On the experimental if not yet mainstream side, we also have companies like Oppo and Xiaomi prototyping in-display cameras. In other words, cameras that don’t have the screen cut away around them — at all — but rather have the screen paved right over them.

When you’re not using the camera, the screen just looks like a big, beautiful, full-on screen. When you do use them, though, the screen becomes transparent and you can shoot right through them.

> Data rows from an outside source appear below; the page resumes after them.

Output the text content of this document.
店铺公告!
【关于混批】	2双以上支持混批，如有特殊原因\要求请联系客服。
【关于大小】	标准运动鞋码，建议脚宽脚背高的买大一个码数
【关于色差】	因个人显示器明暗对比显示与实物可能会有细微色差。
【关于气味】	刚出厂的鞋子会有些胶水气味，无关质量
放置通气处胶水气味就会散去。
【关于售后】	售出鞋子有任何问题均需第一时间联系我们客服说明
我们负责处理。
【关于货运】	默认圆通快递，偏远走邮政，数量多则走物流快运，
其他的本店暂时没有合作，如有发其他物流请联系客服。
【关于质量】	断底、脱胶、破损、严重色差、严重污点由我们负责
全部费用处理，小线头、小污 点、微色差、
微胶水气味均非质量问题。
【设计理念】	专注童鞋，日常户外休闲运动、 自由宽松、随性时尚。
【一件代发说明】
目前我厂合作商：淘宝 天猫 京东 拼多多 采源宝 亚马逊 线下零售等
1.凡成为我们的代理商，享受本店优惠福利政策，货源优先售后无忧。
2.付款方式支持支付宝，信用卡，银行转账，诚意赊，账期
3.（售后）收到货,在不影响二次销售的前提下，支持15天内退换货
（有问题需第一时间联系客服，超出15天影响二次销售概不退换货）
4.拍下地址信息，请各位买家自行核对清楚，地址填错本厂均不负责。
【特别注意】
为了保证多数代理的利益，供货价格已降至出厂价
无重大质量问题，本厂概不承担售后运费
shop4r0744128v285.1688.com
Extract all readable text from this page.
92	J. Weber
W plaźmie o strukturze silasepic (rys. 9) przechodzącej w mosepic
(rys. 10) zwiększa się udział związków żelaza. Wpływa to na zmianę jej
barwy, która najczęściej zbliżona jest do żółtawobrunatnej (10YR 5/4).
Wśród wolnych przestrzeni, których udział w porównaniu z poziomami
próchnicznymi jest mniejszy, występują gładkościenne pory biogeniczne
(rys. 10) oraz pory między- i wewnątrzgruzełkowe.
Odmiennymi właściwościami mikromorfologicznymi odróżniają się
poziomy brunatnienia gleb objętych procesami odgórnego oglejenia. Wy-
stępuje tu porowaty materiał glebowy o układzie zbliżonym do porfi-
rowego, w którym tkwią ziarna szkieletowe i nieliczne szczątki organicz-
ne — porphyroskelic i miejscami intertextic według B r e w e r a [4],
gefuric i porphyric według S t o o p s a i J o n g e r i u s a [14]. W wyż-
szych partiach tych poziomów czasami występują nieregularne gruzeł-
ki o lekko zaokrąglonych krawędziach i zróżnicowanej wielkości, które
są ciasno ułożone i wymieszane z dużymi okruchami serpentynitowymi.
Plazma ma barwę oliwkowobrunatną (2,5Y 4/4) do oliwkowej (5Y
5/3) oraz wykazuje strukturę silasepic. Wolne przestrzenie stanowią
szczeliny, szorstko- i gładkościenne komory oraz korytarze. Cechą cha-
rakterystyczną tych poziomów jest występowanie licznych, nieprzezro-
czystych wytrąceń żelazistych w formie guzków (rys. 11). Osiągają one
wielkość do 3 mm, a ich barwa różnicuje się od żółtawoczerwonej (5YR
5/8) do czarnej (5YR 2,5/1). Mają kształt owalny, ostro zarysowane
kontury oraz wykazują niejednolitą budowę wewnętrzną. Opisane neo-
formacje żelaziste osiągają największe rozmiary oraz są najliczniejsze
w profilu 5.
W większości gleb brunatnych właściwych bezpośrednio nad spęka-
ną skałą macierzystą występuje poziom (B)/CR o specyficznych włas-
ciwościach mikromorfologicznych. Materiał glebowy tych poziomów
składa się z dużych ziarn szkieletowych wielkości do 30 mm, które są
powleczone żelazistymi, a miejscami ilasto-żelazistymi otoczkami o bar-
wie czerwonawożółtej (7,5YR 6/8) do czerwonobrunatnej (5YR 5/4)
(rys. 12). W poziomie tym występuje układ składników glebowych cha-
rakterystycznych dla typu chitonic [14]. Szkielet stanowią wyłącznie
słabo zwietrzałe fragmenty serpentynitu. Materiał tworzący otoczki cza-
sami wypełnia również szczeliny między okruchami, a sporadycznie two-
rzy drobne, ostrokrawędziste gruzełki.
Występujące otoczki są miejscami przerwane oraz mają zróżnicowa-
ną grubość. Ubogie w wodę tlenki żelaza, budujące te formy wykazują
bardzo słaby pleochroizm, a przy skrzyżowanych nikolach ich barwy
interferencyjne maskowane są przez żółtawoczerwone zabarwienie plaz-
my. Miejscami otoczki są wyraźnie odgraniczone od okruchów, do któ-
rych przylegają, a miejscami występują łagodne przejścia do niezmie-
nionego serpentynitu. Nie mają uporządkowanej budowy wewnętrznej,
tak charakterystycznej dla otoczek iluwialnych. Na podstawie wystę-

I think it’s fair to say this stuff is all in the prototype stage still, the concept stage even, and comes with enough limitations and constraints that it’s easy to understand why it hasn’t even made its way into Samsung phones yet. And Samsung is willing to try almost anything even remotely commercially viable at scale.

There have been rumors of Apple testing under-display versions of Touch ID.

Both optical and ultra-sonic versions of those have been shipping for a few years now. Most major Android vendors have shipped them, including Samsung.

The early ones were… rough… but they’ve been getting better each generation.

Would Apple double back, ditch Face ID, go full screen, and put Touch ID under it?

That would certainly solve the mask problem but bring back the glove problem. So, personally, I hope Apple would go for both.

And having them both under-display, at least eventually, sounds like the most Apple of any of these solutions. At least eventually.

Notch-less

Before Apple goes fully notchless, there are some rumors saying they’ll go notch-less.

Moving some of the components like the speaker system up so that other components like the infrared system can be condensed closer together.

Still a notch but not as much of a notch, if the rumors prove true.